The museum actually consists of two premises. The Getty Center in the hills of Brentwood, which is the primary location welcoming roughly 1.3 million visitors each year, and the Getty Villa in the Pacific Palisades, which was the original ground of the exhibition. The former features a collection of Western art reaching from the Middle Ages to the present, the latter displays artistry from ancient Greece, Rome and Etruria.

The founder, J. Paul Getty, an American industrialist who made a fortune with the Getty Oil Company was a avid collector of antiquities and art which were the basis for the foundation of the museum in 1953. He passed away in 1976 leaving his entire wealth to the J. Paul Getty Museum Trust which is nowadays the world’s wealthiest art institution with an estimated endowment of 5.6 billion.
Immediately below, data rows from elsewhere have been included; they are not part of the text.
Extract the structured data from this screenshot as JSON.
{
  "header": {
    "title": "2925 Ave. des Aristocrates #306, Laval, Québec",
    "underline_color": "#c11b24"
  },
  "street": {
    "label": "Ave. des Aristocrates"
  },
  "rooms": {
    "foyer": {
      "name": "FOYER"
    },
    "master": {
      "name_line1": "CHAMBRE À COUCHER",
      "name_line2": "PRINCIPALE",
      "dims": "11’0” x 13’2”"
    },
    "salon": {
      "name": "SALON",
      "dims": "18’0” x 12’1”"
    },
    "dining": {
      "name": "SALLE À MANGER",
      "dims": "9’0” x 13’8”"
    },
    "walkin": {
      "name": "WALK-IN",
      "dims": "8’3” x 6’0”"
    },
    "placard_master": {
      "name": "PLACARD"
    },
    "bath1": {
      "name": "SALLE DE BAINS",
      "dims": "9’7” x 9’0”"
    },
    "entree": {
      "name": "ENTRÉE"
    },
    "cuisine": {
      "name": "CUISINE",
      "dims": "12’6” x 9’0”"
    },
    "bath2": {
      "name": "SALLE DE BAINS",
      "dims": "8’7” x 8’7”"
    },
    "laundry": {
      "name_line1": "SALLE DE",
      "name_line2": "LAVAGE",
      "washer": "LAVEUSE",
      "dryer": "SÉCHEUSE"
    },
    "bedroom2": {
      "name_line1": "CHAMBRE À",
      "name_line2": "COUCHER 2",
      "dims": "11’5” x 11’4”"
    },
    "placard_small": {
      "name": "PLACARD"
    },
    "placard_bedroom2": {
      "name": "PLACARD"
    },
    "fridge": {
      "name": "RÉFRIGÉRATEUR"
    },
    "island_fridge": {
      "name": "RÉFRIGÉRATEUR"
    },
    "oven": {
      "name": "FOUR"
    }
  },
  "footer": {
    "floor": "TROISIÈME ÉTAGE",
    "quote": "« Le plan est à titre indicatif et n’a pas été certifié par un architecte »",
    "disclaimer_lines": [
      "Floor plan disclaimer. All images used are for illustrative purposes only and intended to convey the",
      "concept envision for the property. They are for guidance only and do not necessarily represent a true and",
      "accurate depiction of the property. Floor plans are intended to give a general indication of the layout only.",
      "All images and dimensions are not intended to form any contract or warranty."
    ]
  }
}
Today visitors can marvel at the enormous collection of art including paintings by Van Gogh, Monet, Pissarro, Manet, Renoir and Sisley as well as drawings from Leonardo da Vinci, Michelangelo and Raphael. The museum also displays countless aniquities such as greek vases, statues and jewelery, along with illuminated manuscripts, sculptures and photographs.


Fort lauderdale

Fort Lauderdale worth a special journey

The ‚Venice of Florida’, as locals call it is famous for its gateway to the Everglades, the largest subtropical wilderness in the United States. Take airboat ride for some wildlife viewing of alligators, Florida Panthers and wading birds . Or relax on one of the town’s numerous beaches after taking a stroll on the beachfront promenade with its signature white wave wall and brick paved path. Kids will enjoy the Museum of Discovery and Science or ‚Boomers’, an amusement park with rollercoasters, mini golf and bumper boats.